The edge is stateless; the database is the boundary
The portal Worker holds no DATABASE_URL and enforces only UX-grade gates; the real authorization boundary is apps/api (JWT verification + tenant resolution) backed by Postgres FORCE RLS on tenant_id, with writes to sensitive tables funneled through SECURITY DEFINER functions owned by narrow resolver roles. Client-forwarded context (like the active-tenant header) is treated as an untrusted selection that must land inside a server-verified grant set. Two independent walls, so a bug in one is not a breach. See Portal Auth & Tenancy and Roles & RLS.

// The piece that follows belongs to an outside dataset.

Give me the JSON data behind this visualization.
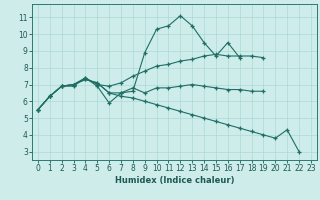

The classic ways to violate these principles by accident: storing a derivable fact in a second table instead of a projection (dual identity smell); putting a number on a money path; giving a worker output a random id so replays duplicate; letting an ambiguous case fall through to a default instead of a typed failure; and letting LLM output touch anything that isn’t schema-validated. Reviewers look for exactly these.
Corollaries you’ll meet in review
- Persist material state transitions: audit events, trace bundles, outbox rows — if runtime behavior matters, it leaves a record.
- Supersede, never erase: version chains (bank transactions, OSEs, ledger source events, terms versions) clip and point at replacements; posted facts are immutable.
- Forward-only migrations: applied SQL is checksum-frozen; the active chain lives in
post-baseline/. See Migrations. - Prefer the stronger path: CLAUDE.md’s standing instruction — don’t relax invariants or take brittle shortcuts to move faster; unwinding a weak shortcut costs more than doing it right.